Desired Outcome:
High level introduction to SAS using basic overview from SASCrunch.com with various Lessons Learned:
Accessing data from a file
-Within the code, the first line in tutorial is:
Filename file1 ‘folders/myfolders/file1.csv’
-I was able to easily create the CSV, but within the Mac it was in the myfolders directory, and I didn’t realize that SAS is configured first for ‘folders’
-Within SAS, Code, Server Files and Folders, I first click on select “My Folders”
-Click on the icon above called Folder Properties
-Location: /folders/myfolders
-Note: I was thinking this was just within the tutorial, but this actually is the path
Different formats of files for input
Note: This was an issue because I was getting ahead of the documentation, and didn’t realize that there are different kinds of input file formats (space-delimited, comma-delimited, aligned by columns. I was creating the file in Mac MS-Excel and saving in comma separated values (.CSV), but there are different forms of that within Save-As, and I’m choosing what’s specifically name “comma separated values (CSV)”.
-Because I’m saving as comma delimited, I’ll try:
Data DS;
Infile file1 firstobs=2 dlm=’,’;
Input ID $ Age;
Run;
Issue: Within Output Data, there is only data in first row, ID of: ID0001,2
Note: Properties of the .csv file is that it’s opened within MS-Excel. Maybe the raw .CSV file needs to be saved differently.
Note: Now I’m finding myriad ways of doing this, including right-clicking on the file1.csv (in SAS Studio), selecting “Import Data”, and accepting all the defaults – does everything for me.
Note: I need to dig deeper into differences between file formats, exporting, importing. Will probably be a different blog post.
-This is the code that was auto-generated when I right-clicked on the data file and chose to “Import Data”:
/* Generated Code (IMPORT) */
/* Source File: file1.csv */
/* Source Path: /folders/myfolders */
/* Code generated on: 6/9/19, 9:01 AM */
%web_drop_table(WORK.IMPORT);
FILENAME REFFILE ‘/folders/myfolders/file1.csv’;
PROC IMPORT DATAFILE=REFFILE
DBMS=CSV
OUT=WORK.IMPORT;
GETNAMES=YES;
RUN;
PROC CONTENTS DATA=WORK.IMPORT; RUN;
%web_open_table(WORK.IMPORT);
Note: SAS is using various variables like “DBMS”. This gives me some clues on what’s really required for importing files.
Sorting
Note: This one didn’t quite work as planned. I didn’t see the “flag” after running it. Need to work on this one.

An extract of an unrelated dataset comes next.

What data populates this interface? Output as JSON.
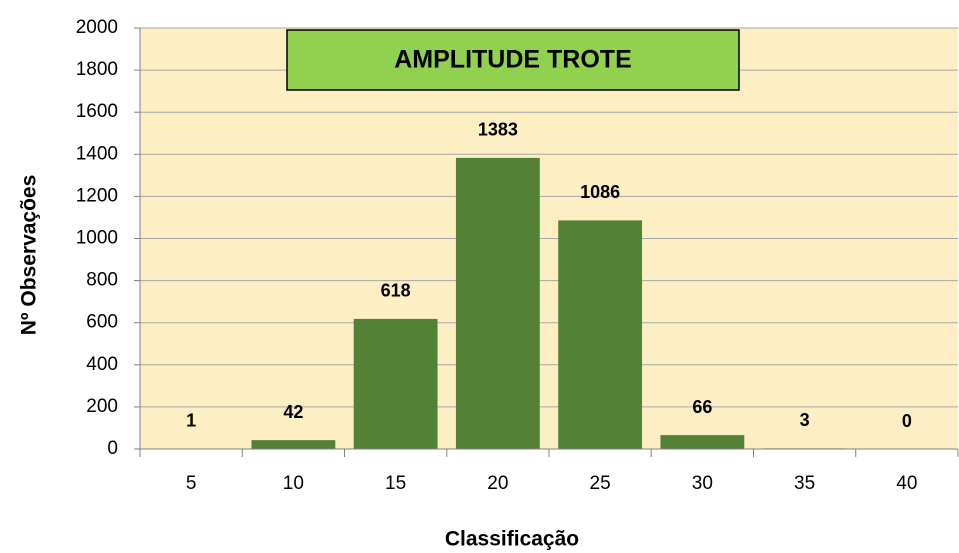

proc sort data=sashelp.class out=class;
by sex height;
run;
data class2;
set class;
by sex height;
if first.sex then flag = “Shortest”;
else if last.sex then flag = “Tallest”;
run;
Statistical Variables
-SAS has a forte, of course, of statistics. Appears easy to run a program to request a bunch of data. The sashelp.cars data set is something that comes with SAS University Edition.
Proc univariate data=sashelp.cars;
Var MSRP;
Run;
-This gives results of mean and standard deviation (stdev)
Proc means data=sashelp.cars;
Var MSRP;
Run;
-This gives results of frequencies, with various tables
Proc Freq data=sashelp.cars;
Table Make * DriveTrain;
Run;
Proc SQL – Retrieving data from dataset and manipulating it
-This is the primary reason I’m working with SAS University Edition – to learn and practice SQL with various relational databases.
-Example of some code is:
Proc sql; (SQL commands to retrieve data from data set and do things like sorting)
select make, model, msrp (focus on specific variables)
from sashelp.cars (location of the dataset)
where make = “Audi” (subsetting within a variable for a specific field)
order by msrp; (sorting the results by a specific field)
Quit;
Proc SQL – Summarizing Data
Proc sql; (Using SQL commands within SAS)
select make, (Select a specific field within dataset)
count(make) as n, (Count up the number of entries by make, and return the count)
mean(msrp) as mean_msrp (find the mean within each grouping of make)
from sashelp.cars (pull data from this dataset)
group by make; (group together by make)
Quit;
Proc SQL – Creating table (data set)
Proc sql; (SQL commands within SQL)
create table bigfish as (will create a table and call it bigfish)
select * (go into dataset and select all fields within the dataset)
from sashelp.fish (specific dataset)
where weight >1000; (only pull data over a certain weight)
Quit;
SAS Macro
-I’m going to hold off on this for the moment. Need to get more comfortable with the manual stuff before automating with scripts.